The science is just managed rotting. Microbes and worms eat your peelings, and the trick to keeping them happy — and the smell away — is balance: nitrogen-rich “greens” like veg trimmings and coffee grounds, mixed with carbon-rich “browns” like cardboard and dead leaves, plus a bit of air. Get the ratio roughly right and you’ll never get the slimy, sour heap people dread.

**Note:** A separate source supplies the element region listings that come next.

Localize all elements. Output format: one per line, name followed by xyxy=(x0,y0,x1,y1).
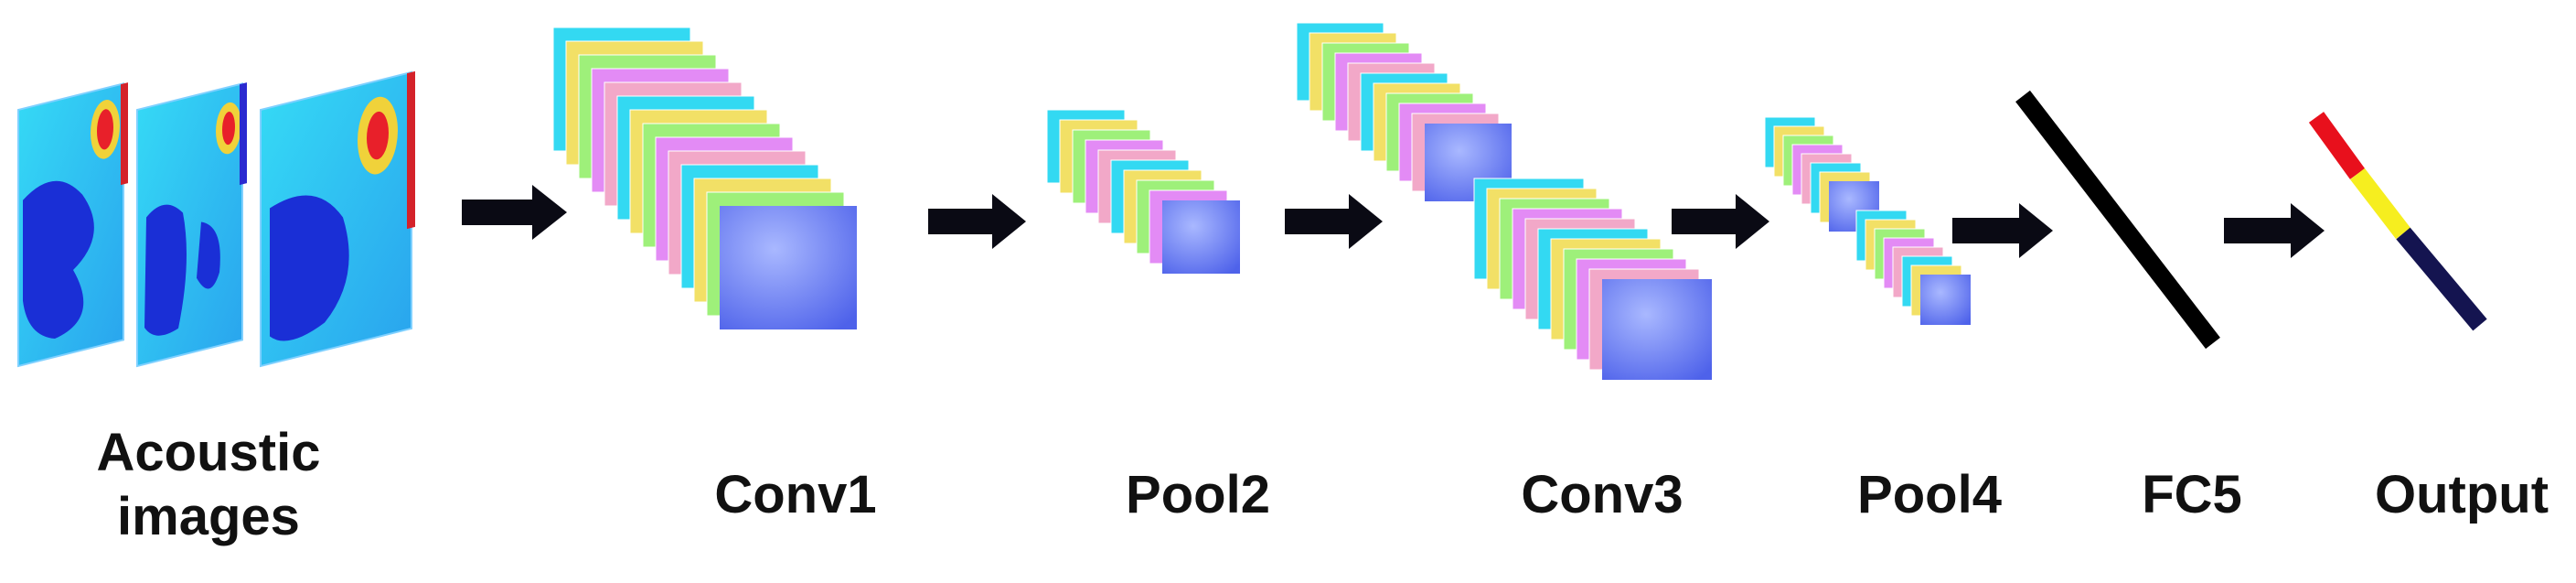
label-acoustic-images: Acoustic images xyxy=(97,421,321,549)
arrow-4 xyxy=(1672,194,1769,249)
conv1-feature-maps xyxy=(552,27,857,329)
arrow-3 xyxy=(1285,194,1383,249)
input-acoustic-images xyxy=(17,70,415,368)
fc5-layer-bar xyxy=(2015,90,2220,350)
arrow-1 xyxy=(462,185,567,240)
acoustic-image-2 xyxy=(136,82,247,368)
arrows xyxy=(462,185,2325,258)
pool4-feature-maps-b xyxy=(1855,210,1971,325)
conv3-feature-maps-a xyxy=(1296,22,1512,201)
acoustic-image-3 xyxy=(260,70,415,368)
acoustic-image-1 xyxy=(17,82,128,368)
arrow-6 xyxy=(2224,203,2325,258)
output-layer-bar xyxy=(2308,112,2487,331)
label-pool2: Pool2 xyxy=(1126,465,1270,524)
label-conv3: Conv3 xyxy=(1521,465,1683,524)
label-acoustic-line2: images xyxy=(117,487,300,546)
label-acoustic-line1: Acoustic xyxy=(96,423,321,482)
pool4-feature-maps-a xyxy=(1764,116,1879,232)
output-segment-navy xyxy=(2396,227,2487,331)
label-pool4: Pool4 xyxy=(1857,465,2002,524)
arrow-2 xyxy=(928,194,1026,249)
feature-map-front xyxy=(1920,275,1971,325)
label-output: Output xyxy=(2374,465,2549,524)
pool2-feature-maps xyxy=(1046,109,1240,274)
label-fc5: FC5 xyxy=(2142,465,2242,524)
feature-map-front xyxy=(1162,200,1240,274)
arrow-5 xyxy=(1952,203,2053,258)
output-segment-yellow xyxy=(2350,167,2410,240)
feature-map-front xyxy=(1602,279,1712,380)
conv3-feature-maps-b xyxy=(1473,178,1712,380)
feature-map-front xyxy=(720,206,857,329)
output-segment-red xyxy=(2308,112,2366,179)
label-conv1: Conv1 xyxy=(714,465,877,524)
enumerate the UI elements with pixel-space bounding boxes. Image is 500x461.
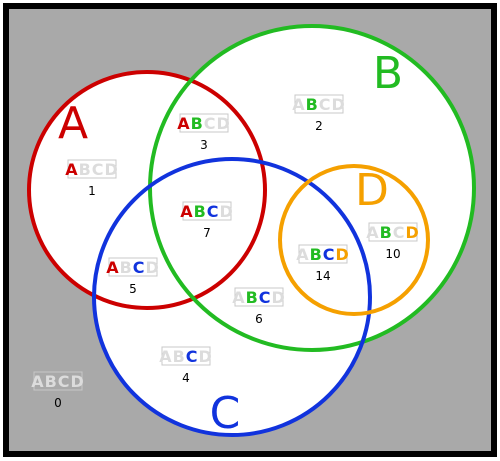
region-code: ABCD	[106, 258, 160, 277]
set-b-label: B	[373, 48, 403, 99]
set-c-circle	[92, 157, 372, 437]
region-code: ABCD	[65, 160, 119, 179]
region-number: 14	[315, 269, 330, 283]
region-number: 0	[54, 396, 62, 410]
region-code: ABCD	[159, 347, 213, 366]
region-7: ABCD 7	[180, 201, 234, 240]
region-2: ABCD 2	[292, 94, 346, 133]
set-d-fill	[280, 166, 428, 314]
region-number: 5	[129, 282, 137, 296]
region-code: ABCD	[180, 202, 234, 221]
region-code: ABCD	[292, 95, 346, 114]
region-number: 3	[200, 138, 208, 152]
region-code-box	[33, 371, 83, 391]
region-code-box	[67, 159, 117, 179]
set-d-circle	[278, 164, 430, 316]
region-code: ABCD	[232, 288, 286, 307]
region-code-box	[182, 201, 232, 221]
region-number: 2	[315, 119, 323, 133]
region-code-box	[298, 244, 348, 264]
region-code-box	[108, 257, 158, 277]
region-code: ABCD	[31, 372, 85, 391]
region-number: 1	[88, 184, 96, 198]
region-0: ABCD 0	[31, 371, 85, 410]
region-code-box	[179, 113, 229, 133]
region-3: ABCD 3	[177, 113, 231, 152]
region-code-box	[234, 287, 284, 307]
region-1: ABCD 1	[65, 159, 119, 198]
region-6: ABCD 6	[232, 287, 286, 326]
region-code-box	[294, 94, 344, 114]
region-5: ABCD 5	[106, 257, 160, 296]
region-number: 4	[182, 371, 190, 385]
set-d-label: D	[355, 165, 389, 216]
region-code: ABCD	[366, 223, 420, 242]
region-code-box	[368, 222, 418, 242]
set-c-label: C	[210, 388, 241, 439]
region-number: 6	[255, 312, 263, 326]
region-number: 10	[385, 247, 400, 261]
region-4: ABCD 4	[159, 346, 213, 385]
region-10: ABCD 10	[366, 222, 420, 261]
region-code-box	[161, 346, 211, 366]
region-code: ABCD	[177, 114, 231, 133]
region-code: ABCD	[296, 245, 350, 264]
set-a-label: A	[58, 98, 88, 149]
region-14: ABCD 14	[296, 244, 350, 283]
region-number: 7	[203, 226, 211, 240]
set-a-circle	[27, 70, 267, 310]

One honest caveat: it isn’t instant, and an open garden bin won’t take cooked food without inviting rats. If you’ve only a balcony or want to compost leftovers too, a sealed bokashi bucket or a small wormery does the job indoors with no smell. Start with whatever fits your space — even a single bin quietly shrinks your rubbish and feeds next year’s tomatoes.

How to do it

  1. Pick your method: an open or enclosed bin in the garden, a wormery on a balcony, or a sealed bokashi bucket if you've no outdoor space at all.
  2. Site a garden bin on bare soil in a part-shaded spot so worms and microbes can move in from below; stand a wormery or bokashi bucket somewhere frost-free.
  3. Layer 'greens' (veg peelings, coffee grounds, tea, grass clippings) with roughly twice as many 'browns' (cardboard, dead leaves, shredded paper) to keep it from going slimy.
  4. Skip cooked food, meat, dairy and bones in an open bin (they attract rats) — these only go in a sealed bokashi or hot composter.
  5. Turn or aerate a garden heap every couple of weeks; with bokashi, drain off the liquid and bury the fermented contents in soil or a wormery after two weeks.
  6. Harvest the dark, crumbly, earthy-smelling compost from the bottom after roughly six to twelve months and spread it on beds, pots or the lawn.

Pro tips & pitfalls

  • Too wet and smelly? Add more browns — torn-up cardboard or egg boxes — and give it a stir. Too dry and nothing's happening? Add greens and a splash of water.
  • No garden? Bokashi ferments everything (including cooked food and small bones) in a sealed bucket with no smell, and many German towns let you tip the result into the Biotonne or a communal plot.
  • Bury the spent bokashi or finished compost a hand's depth down; on the surface it can attract foxes and flies before it breaks in.

What it's good for

Good for the planet

  • Cuts waste Diverts the third or so of household bin weight that's food and garden scraps away from landfill and into your soil.
  • Cuts CO₂ Food rotting in landfill releases methane, a greenhouse gas far stronger than CO₂; composting with air avoids almost all of it.
  • Protects nature Finished compost feeds soil life and plants, so you skip the bagged peat compost and synthetic fertiliser entirely.

Good for you

  • Saves money A bin of homemade compost replaces €30–60 a year of shop-bought soil improver and feed.